Décidément la Thaïlande est un pays atypique. Jamais un Premier ministre n’avait été aussi populaire que Thaksin Shinawatra, pourtant le coup d’Etat qui vient de le déposer est accueilli avec soulagement.

Thaïlande étonnante, Amazing Thailand, tel était il a quelques années le slogan d’une campagne destinée à développer le tourisme en Thaïlande. Son auteur ne croyait peut-être pas si bien dire... Dans quel autre pays, une junte qui arrive au pouvoir demande-t-elle aux soldats de sourire, comme l’a fait il y a quelques jours une radio militaire ? Il est vrai qu’à contrario, la diffusion en boucle simultanément sur toutes les chaînes de télévision des annonces d’un présentateur qui ânonne d’un ton lugubre les décrets de la junte est dans le plus pur style « dictature militaire ».

Dès les premiers jours, le putsch prend des allures de coup d’Etat d’opérette, l’ambiance est étonnante. A Bangkok, les chars deviennent une attraction touristique, un lieu de promenade familiale. Dans une ambiance de kermesse, les enfants grimpent sur les tanks placés aux endroits stratégiques, des jeunes filles offrent des fleurs aux soldats, les touristes prennent la pose.
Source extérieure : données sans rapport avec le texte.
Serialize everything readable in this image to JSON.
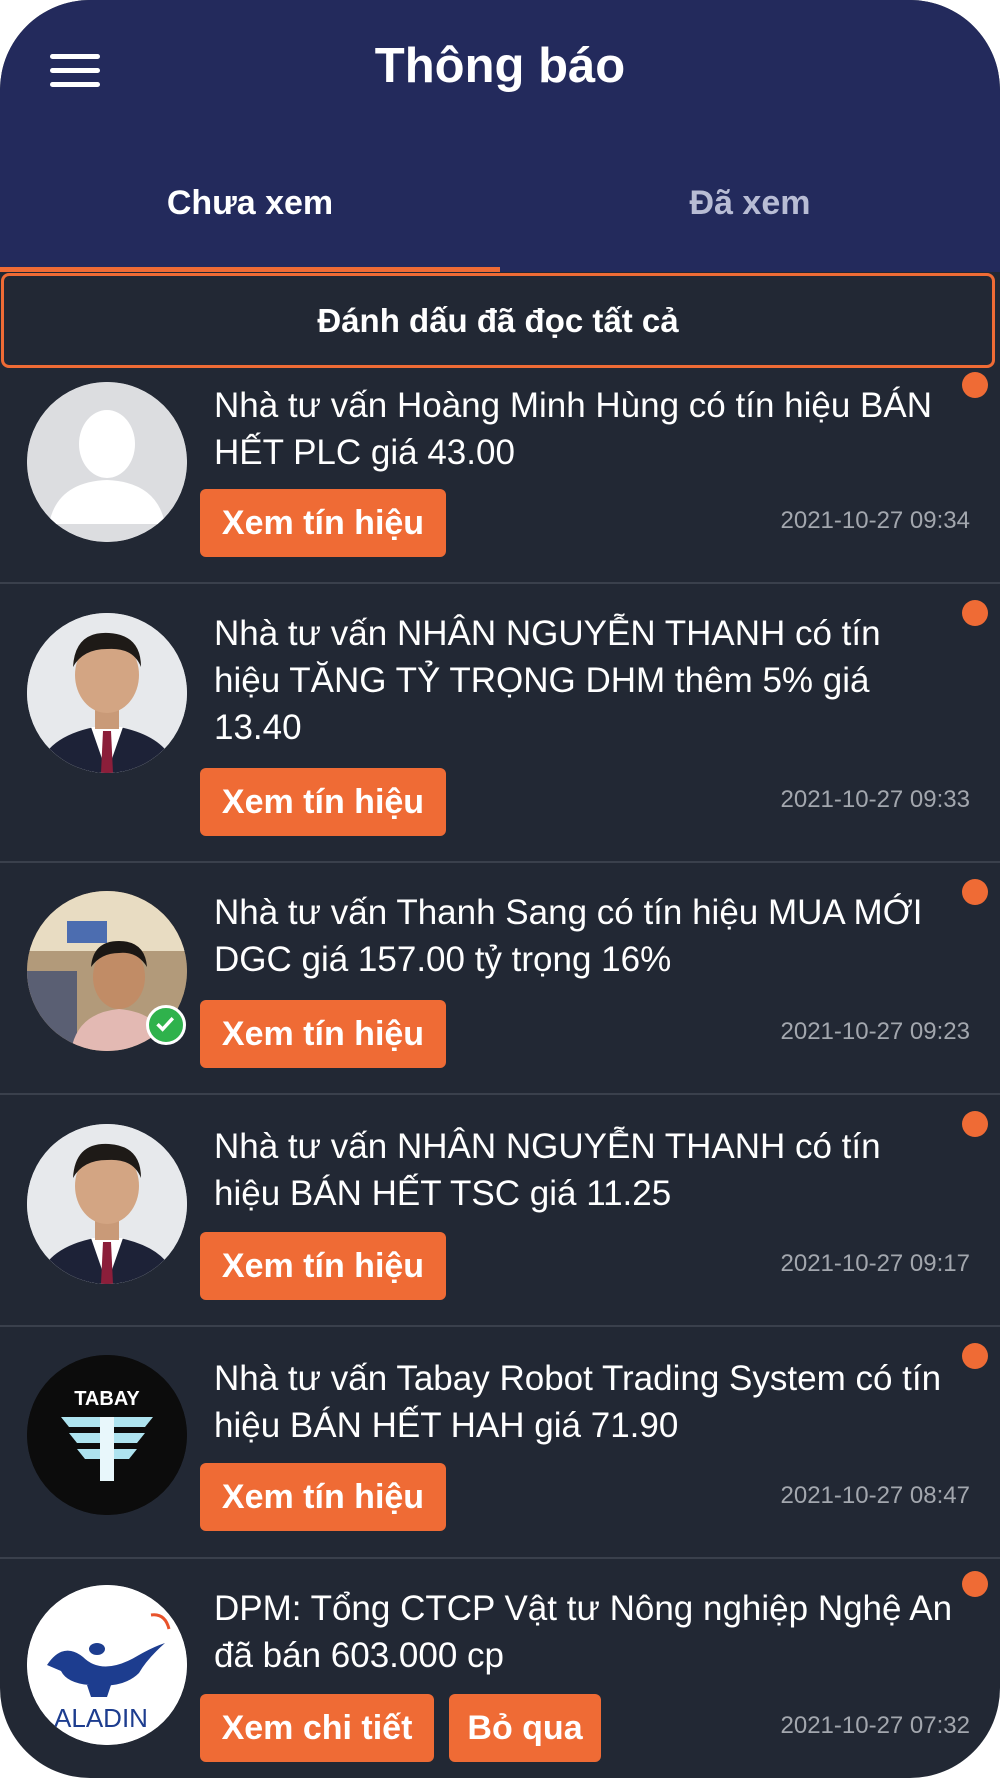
{
  "header": {
    "title": "Thông báo"
  },
  "tabs": [
    {
      "label": "Chưa xem",
      "active": true
    },
    {
      "label": "Đã xem",
      "active": false
    }
  ],
  "mark_all_label": "Đánh dấu đã đọc tất cả",
  "colors": {
    "header": "#232a5c",
    "background": "#222834",
    "accent": "#ef6b35"
  },
  "notifications": [
    {
      "text": "Nhà tư vấn Hoàng Minh Hùng có tín hiệu BÁN HẾT PLC giá 43.00",
      "button": "Xem tín hiệu",
      "time": "2021-10-27 09:34",
      "avatar": "default-user-avatar",
      "unread": true
    },
    {
      "text": "Nhà tư vấn NHÂN NGUYỄN THANH có tín hiệu TĂNG TỶ TRỌNG DHM thêm 5% giá 13.40",
      "button": "Xem tín hiệu",
      "time": "2021-10-27 09:33",
      "avatar": "advisor-photo",
      "unread": true
    },
    {
      "text": "Nhà tư vấn Thanh Sang có tín hiệu MUA MỚI DGC giá 157.00 tỷ trọng 16%",
      "button": "Xem tín hiệu",
      "time": "2021-10-27 09:23",
      "avatar": "advisor-photo-verified",
      "unread": true
    },
    {
      "text": "Nhà tư vấn NHÂN NGUYỄN THANH có tín hiệu BÁN HẾT TSC giá 11.25",
      "button": "Xem tín hiệu",
      "time": "2021-10-27 09:17",
      "avatar": "advisor-photo",
      "unread": true
    },
    {
      "text": "Nhà tư vấn Tabay Robot Trading System có tín hiệu BÁN HẾT HAH giá 71.90",
      "button": "Xem tín hiệu",
      "time": "2021-10-27 08:47",
      "avatar": "tabay-logo",
      "logo_text": "TABAY",
      "unread": true
    },
    {
      "text": "DPM: Tổng CTCP Vật tư Nông nghiệp Nghệ An đã bán 603.000 cp",
      "button": "Xem chi tiết",
      "button2": "Bỏ qua",
      "time": "2021-10-27 07:32",
      "avatar": "aladin-logo",
      "logo_text": "ALADIN",
      "unread": true
    }
  ]
}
Un soldat prête son fusil à l’un d’eux, le temps d’une photo souvenir qui sera publiée dans la presse. Ailleurs, un militaire prête son arme à une jeune fille qui pour plaisanter fait semblant de la mettre en joue tandis qu’il arbore un large sourire.

Lundi dernier, on a même vu des danseuses court vêtues se produire devant les tanks. Ce n’est pas de la fraternisation, c’est une complicité qui s’affiche ; les soldats eux-mêmes se disent surpris.

Pas un seul coup de feu

Pourtant, dans les premières heures c’était l’inquiétude qui dominait. Le soir même du coup d’Etat, un interlocuteur au centre de Bangkok, conseillait : « Je vois des tanks en face de chez moi, surtout ne sors pas, l’armée pourrait tirer. C’est un grand malheur pour le pays ». Mais dès le lendemain toutes ses appréhensions s’étaient dissipées. « Il n’y a aucun danger ». Le coup de force aura eu lieu sans un seul coup de feu ! Seuls quelques proches du Premier ministre renversé sont arrêtés, mais la ministre de l’agriculture, qui était à Paris à l’occasion de Tout à fait Thai 2006, un festival culturel qui se déroule actuellement dans la capitale, n’a pas été inquiétée à son retour à Bangkok.

Faisant croire à des manœuvres, dans la nuit du mardi 19 septembre, les tanks du général Sonthi Boonyaratklin, le chef de l’armée de terre, vont se poster devant les lieux de pouvoir et investissent les chaînes de TV. Le Premier ministre, Taksin Shinawatra, étant à cette heure là aux Nations unies à New-York, nul besoin de l’arrêter, ce qui évite sans doute des affrontements. Quant aux troupes qui lui étaient fidèles, prises au piège, elles font volte-face. Le général Sonthi (en Thaïlande on désigne les personnes par leur prénom) prend aussitôt la tête d’un Conseil pour des réformes démocratiques dans le cadre de la monarchie constitutionnelle (CDRM) qui déclare avoir agi en raison des risques croissants de troubles dans le pays. Il s’engage à remettre rapidement le pouvoir entre les mains d’un Premier ministre qu’il aura désigné et à la tenue d’élections. Néanmoins, promettant une nouvelle Constitution, il abroge celle qui est en place et établit la loi martiale.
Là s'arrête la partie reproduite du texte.